Who will have the final say?

On the surface, it appears as though the masses determine what direction the world takes. However, the masses are nothing but collective human behavior.

Human behavior is, in turn, susceptible to all sorts of conditioning and manipulation. Similarly, it is also true that human behavior is not driven by rational thinking nor does conditions for such perfectly exist.

The masses (consumers) are therefore guided by industry. There are two players in the digital currency industry.

  1. Centralized digital systems

    These systems are backed by the ‘trust’ of accountable financial actors. These include national banks, private banks, and companies such as visa and MasterCard. Their children then include PayPal, Stripe, Google Pay, ApplePay, MPESA. I’d bet even Facebook’s Libra falls under this category.

    Ultimately, these systems converge to one point. Like, say, a central bank by whose rules they operate.

    Governments readily put their blessings behind these types of systems. After all, governments keep central banks under a leash. Which is good for stability and public trust.

    Centralization enables the government to play the role of a custodian of public trust in these systems. However, that’s where the concerns over privacy, surveillance, and tyranny also begin.

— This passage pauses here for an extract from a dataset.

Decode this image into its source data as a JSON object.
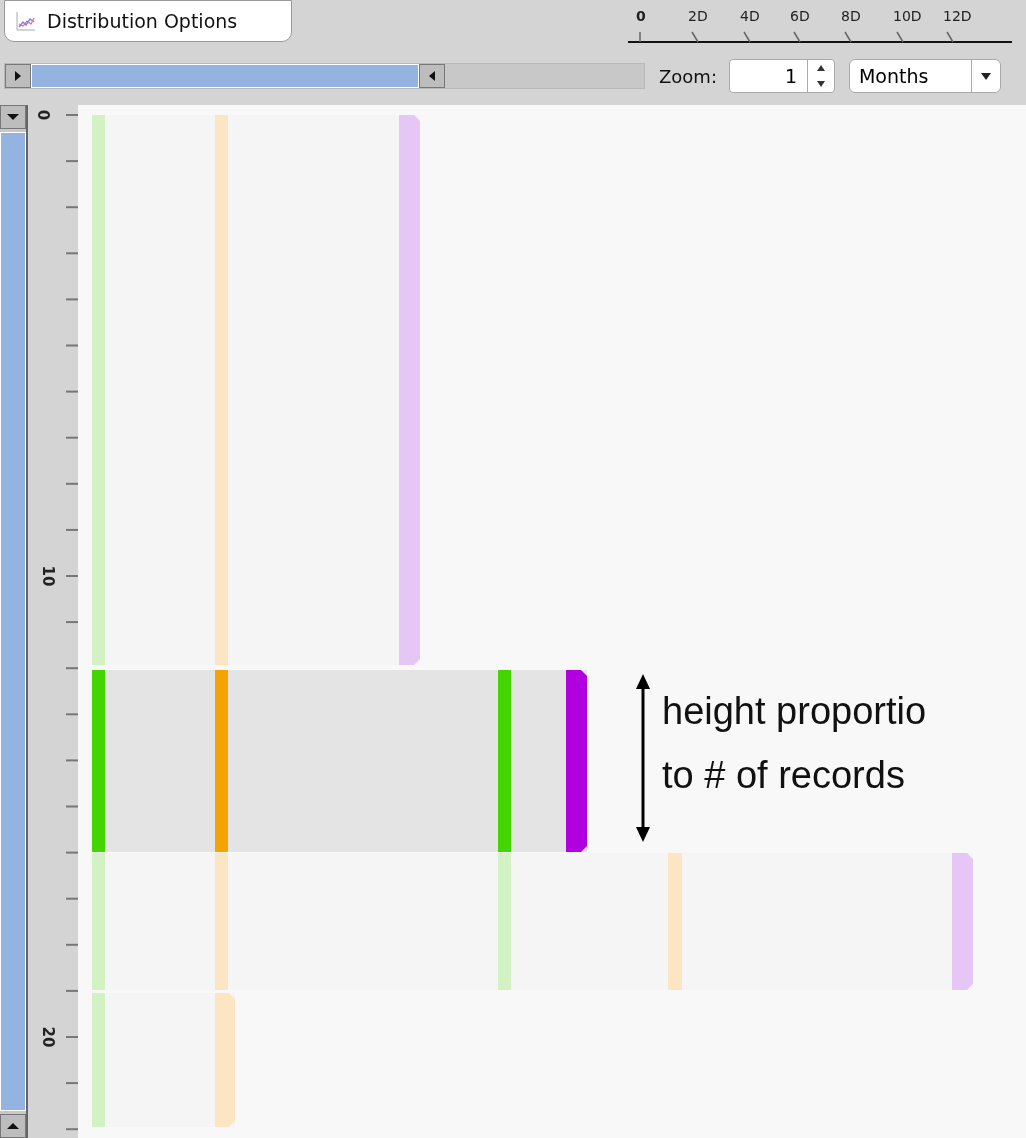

  2. Decentralized digital systems

    These systems include systems similar to the prevailing decentralized cryptocurrencies with inroads to the centralized systems. The problem with this system is instability.

    Nobody wants to constantly imagine that the value of their digital coins may be dramatically wiped out during the next dive.

What be an ideal outcome?

The genie is out of the bottle and the threat of hard cash becoming an antique grows bigger every day.

The best we can hope for is that decentralized currencies will stick around as an alternative. Consequently, you can keep some of your transactions private.

Make no mistake, the centralized systems will still register that some amount was taken in and out of the system. However, it will not register the details you purchased outside. This way, you get to preserve some of your flexibility, privacy, freedom, and dignity too 😊.

Is it possible? Only if governments are not over-ambitious in controlling every aspect of transactions. I’m almost not holding my breath.